CS2007 Software Architecture Series Part 7: System Usage Considerations

Figuring out how to correctly utilize the various Commerce Server systems is mostly a matter (in most cases) of proper schema design coupled with understanding the breaking points of the various components so as not to exceed them. And this, of course, is based upon a solid understanding of the end state business requirements – as already discussed.

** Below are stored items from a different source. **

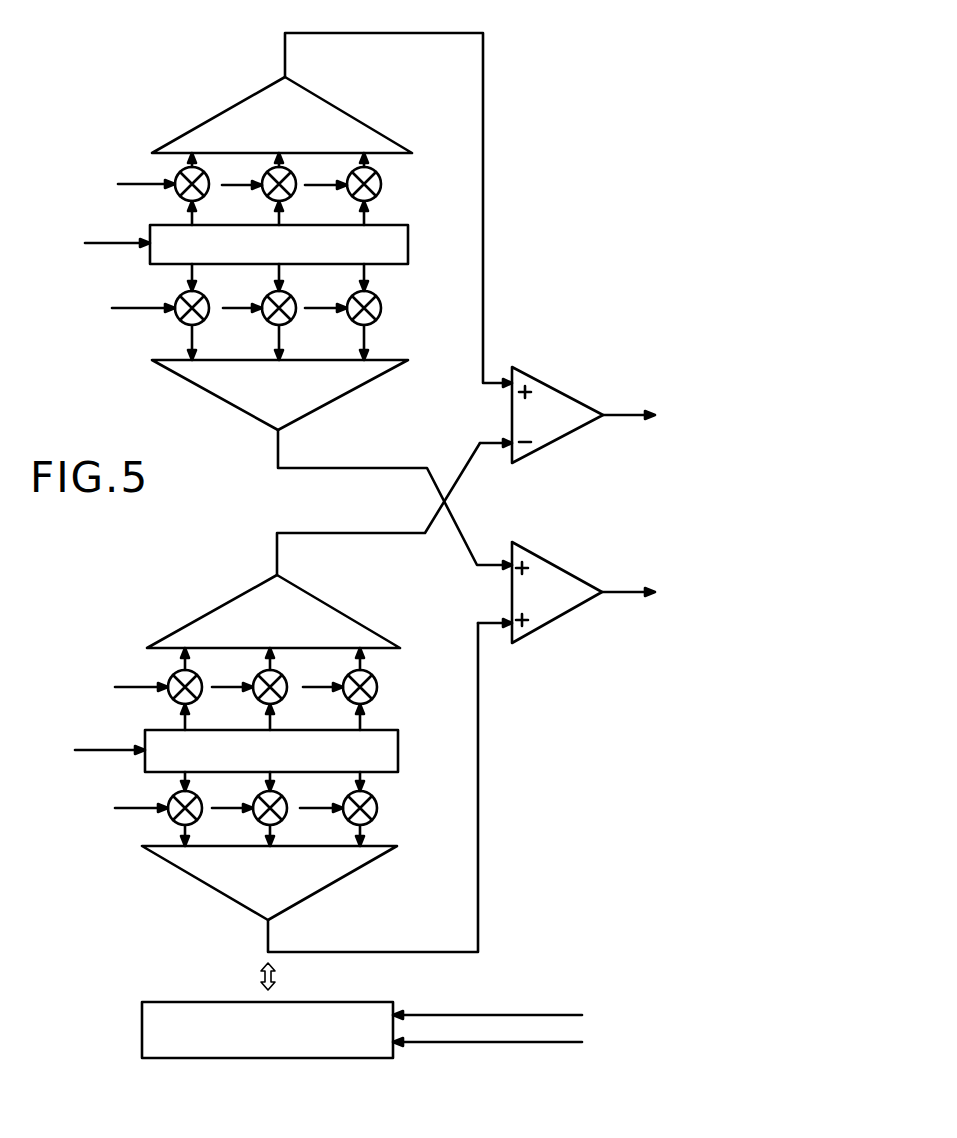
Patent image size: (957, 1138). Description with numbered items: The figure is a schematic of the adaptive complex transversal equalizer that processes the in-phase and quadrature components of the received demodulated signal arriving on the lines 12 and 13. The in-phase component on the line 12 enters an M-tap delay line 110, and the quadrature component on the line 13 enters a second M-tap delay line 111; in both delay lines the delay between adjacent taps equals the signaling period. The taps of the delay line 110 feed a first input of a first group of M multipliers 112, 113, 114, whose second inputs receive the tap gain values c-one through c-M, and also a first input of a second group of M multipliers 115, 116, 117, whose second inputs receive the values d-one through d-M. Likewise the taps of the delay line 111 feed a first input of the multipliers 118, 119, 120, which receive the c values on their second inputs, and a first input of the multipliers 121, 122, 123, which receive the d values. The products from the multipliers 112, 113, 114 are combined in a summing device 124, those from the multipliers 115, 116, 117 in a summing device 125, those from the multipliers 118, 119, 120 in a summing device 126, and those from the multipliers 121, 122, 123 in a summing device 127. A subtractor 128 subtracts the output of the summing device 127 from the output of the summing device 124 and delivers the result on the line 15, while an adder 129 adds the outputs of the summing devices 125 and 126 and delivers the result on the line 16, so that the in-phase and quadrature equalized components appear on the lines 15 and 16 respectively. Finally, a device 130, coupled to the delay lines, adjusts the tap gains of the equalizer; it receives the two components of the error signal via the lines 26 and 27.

The line 12 is at (108, 243).
The line 13 is at (100, 750).
The line 15 is at (628, 418).
The line 16 is at (628, 596).
The line 26 is at (482, 1015).
The line 27 is at (557, 1042).
The delay line 110 is at (279, 244).
The delay line 111 is at (271, 751).
The multiplier 112 is at (176, 192).
The multiplier 113 is at (296, 196).
The multiplier 114 is at (381, 190).
The multiplier 115 is at (176, 318).
The multiplier 116 is at (294, 320).
The multiplier 117 is at (380, 308).
The multiplier 118 is at (168, 816).
The multiplier 119 is at (287, 817).
The multiplier 120 is at (377, 808).
The multiplier 121 is at (170, 696).
The multiplier 122 is at (287, 697).
The multiplier 123 is at (377, 690).
The summing device 124 is at (282, 115).
The summing device 125 is at (280, 395).
The summing device 126 is at (269, 883).
The summing device 127 is at (273, 611).
The subtractor 128 is at (556, 382).
The adder 129 is at (562, 567).
The device 130 is at (267, 1030).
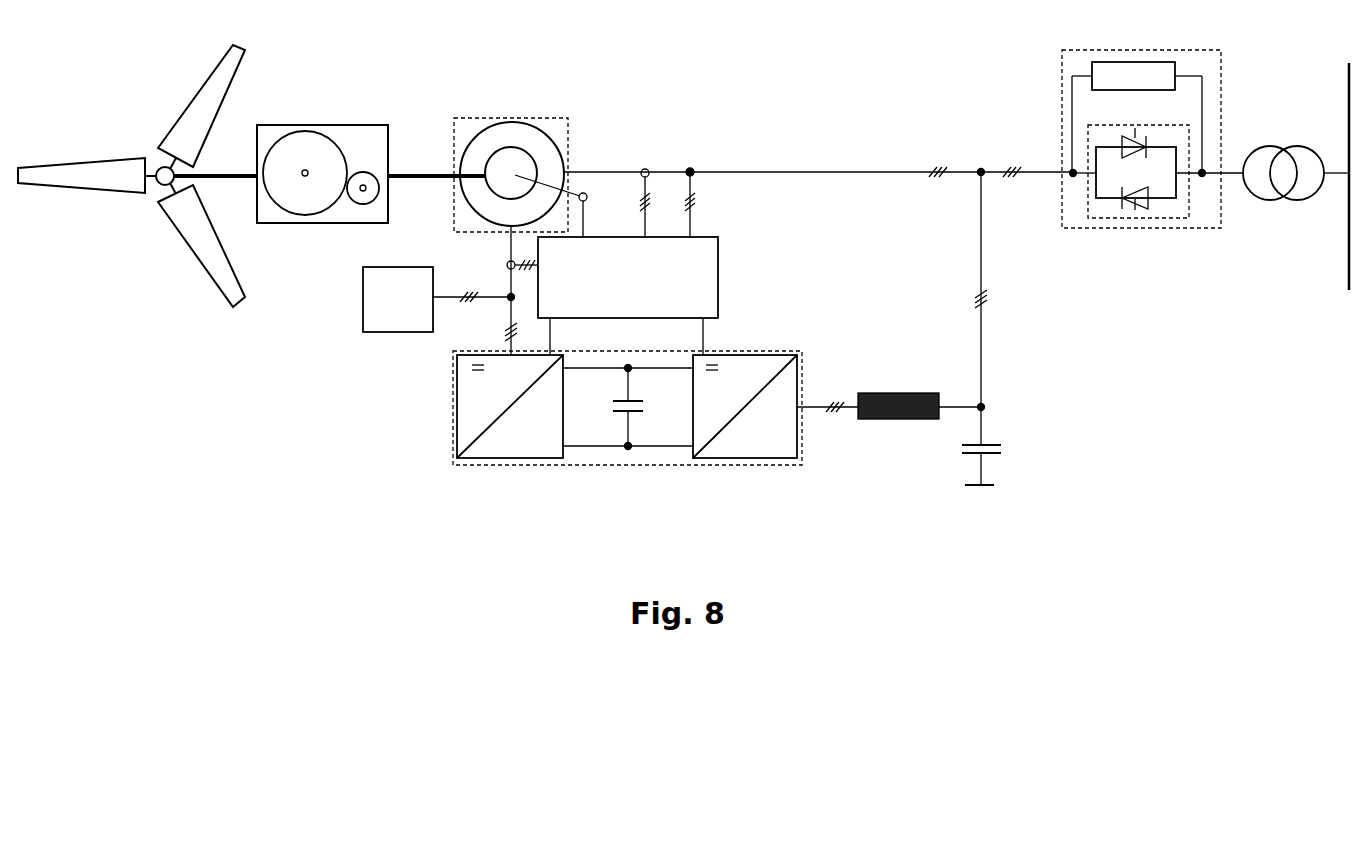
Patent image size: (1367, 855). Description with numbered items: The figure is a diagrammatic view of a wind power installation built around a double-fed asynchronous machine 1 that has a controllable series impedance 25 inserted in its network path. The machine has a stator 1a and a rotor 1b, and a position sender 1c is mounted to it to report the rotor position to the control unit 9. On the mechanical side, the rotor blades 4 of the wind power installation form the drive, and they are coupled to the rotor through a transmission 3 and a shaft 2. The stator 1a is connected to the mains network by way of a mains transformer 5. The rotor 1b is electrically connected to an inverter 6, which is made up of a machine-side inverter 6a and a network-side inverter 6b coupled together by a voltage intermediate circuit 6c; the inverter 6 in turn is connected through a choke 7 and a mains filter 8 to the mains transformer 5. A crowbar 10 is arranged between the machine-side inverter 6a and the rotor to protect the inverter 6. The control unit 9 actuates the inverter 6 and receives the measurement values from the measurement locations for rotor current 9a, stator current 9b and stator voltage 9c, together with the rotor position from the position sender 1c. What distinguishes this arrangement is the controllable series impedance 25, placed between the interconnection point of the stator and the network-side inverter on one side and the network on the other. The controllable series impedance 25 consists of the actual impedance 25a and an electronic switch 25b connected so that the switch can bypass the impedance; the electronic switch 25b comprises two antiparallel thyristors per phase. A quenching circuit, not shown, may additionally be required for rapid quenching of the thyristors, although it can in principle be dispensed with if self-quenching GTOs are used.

The double-fed asynchronous machine 1 is at (536, 165).
The stator 1a is at (512, 174).
The rotor 1b is at (511, 173).
The position sender 1c is at (567, 206).
The shaft 2 is at (437, 161).
The transmission 3 is at (322, 174).
The rotor blades 4 is at (137, 176).
The mains transformer 5 is at (1296, 176).
The inverter 6 is at (627, 425).
The machine-side inverter 6a is at (510, 406).
The network-side inverter 6b is at (745, 406).
The voltage intermediate circuit 6c is at (641, 407).
The choke 7 is at (889, 391).
The mains filter 8 is at (987, 446).
The control unit 9 is at (596, 247).
The rotor current measurement location 9a is at (506, 264).
The stator current measurement location 9b is at (645, 188).
The stator voltage measurement location 9c is at (690, 188).
The crowbar 10 is at (437, 299).
The controllable series impedance 25 is at (1152, 155).
The impedance 25a is at (1181, 68).
The electronic switch 25b is at (1100, 218).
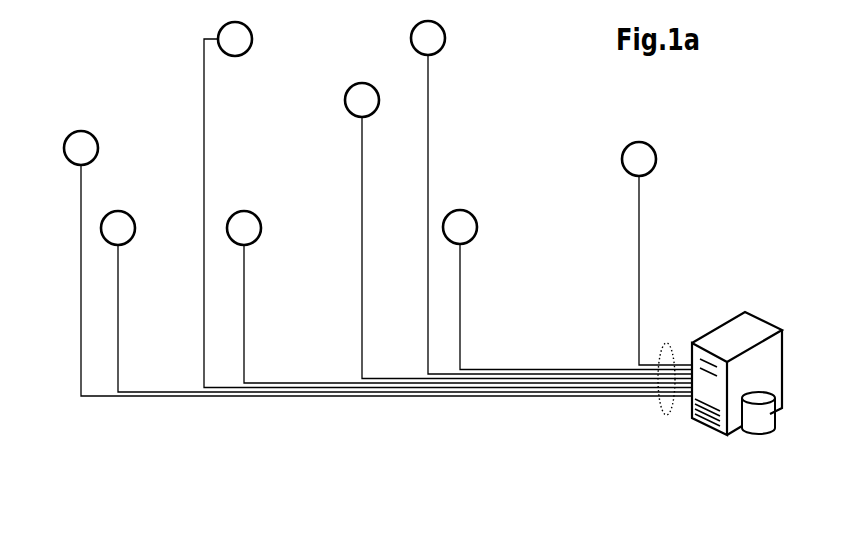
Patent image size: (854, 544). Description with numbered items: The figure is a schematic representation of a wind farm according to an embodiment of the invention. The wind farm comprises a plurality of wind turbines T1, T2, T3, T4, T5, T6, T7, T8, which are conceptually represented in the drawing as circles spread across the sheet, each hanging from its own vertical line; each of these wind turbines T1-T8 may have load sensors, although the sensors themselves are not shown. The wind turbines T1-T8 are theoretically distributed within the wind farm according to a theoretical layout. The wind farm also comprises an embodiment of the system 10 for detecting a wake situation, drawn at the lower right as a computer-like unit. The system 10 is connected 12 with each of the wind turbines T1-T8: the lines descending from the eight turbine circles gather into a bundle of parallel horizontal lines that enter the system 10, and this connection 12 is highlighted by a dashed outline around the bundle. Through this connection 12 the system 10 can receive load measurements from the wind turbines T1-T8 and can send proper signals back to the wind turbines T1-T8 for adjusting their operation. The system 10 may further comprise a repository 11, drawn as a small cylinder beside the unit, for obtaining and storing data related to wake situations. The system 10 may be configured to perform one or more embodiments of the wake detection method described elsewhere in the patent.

The other considerations and typical “gotchas” of system architecture with Commerce Server shall be enumerated throughout the balance of this section. From a logical perspective, it probably makes the most sense to attack system design in the following order:

·         Profiles

·         Catalog & Inventory

·         Orders

·         Marketing

·         Analytics

By starting with the customer, then the goods being sold to the customer, then the orders to process the goods, then the discounts overlaid on top of the orders, and finally the reports against the entire experience – one can minimize changes as a result of dependencies between systems unearthed in the architecture process.

Profiles

The major consideration with the Profile system is where does the data live? Given the flexibility- it can live in a variety of different places. Some considerations:

·         If the number of users is the principal concern, SQL is the best place to store the data – successful production deployments have gone to 60M+ on very moderate hardware.

o    The Partitioning feature adds a lot of complexity and should be carefully weighed as to the trouble factor versus simply running on a single SQL database; keep in mind that no customer has yet come close to needing to go beyond a single database deployment given the scalability of SQL Server on hardware available today.

·         Conversely, Active Directory can only store a small subset of users compared to SQL – ~10M is the practical limit.

·         OLE/DB and ODBC sources – although supported, were not expressly tested during the development cycle of Commerce Server 2007 given the wide variety of combinations and potential sources possible; utilizing these capabilities can be potentially putting oneself into unexplored territory .

·         Having disparate sources – although convenient – is a major performance drain. The Profile system will have to query multiple data sources and create a union of the results versus being able to execute a single query.

Because there is no “canned” schema – it is up to the user to completely define the system in whatever the systems of choice are for storing data. All standard best practices of designing relational database schema (or Active Directory, as the case may be) apply. Some particular considerations relevant to Commerce Server profiles include:

·         Because this is a from-scratch defined schema, if utilizing SQL – make sure it has indexes (and in particular clustered indexes) that are relevant to the usage patterns of the data being stored.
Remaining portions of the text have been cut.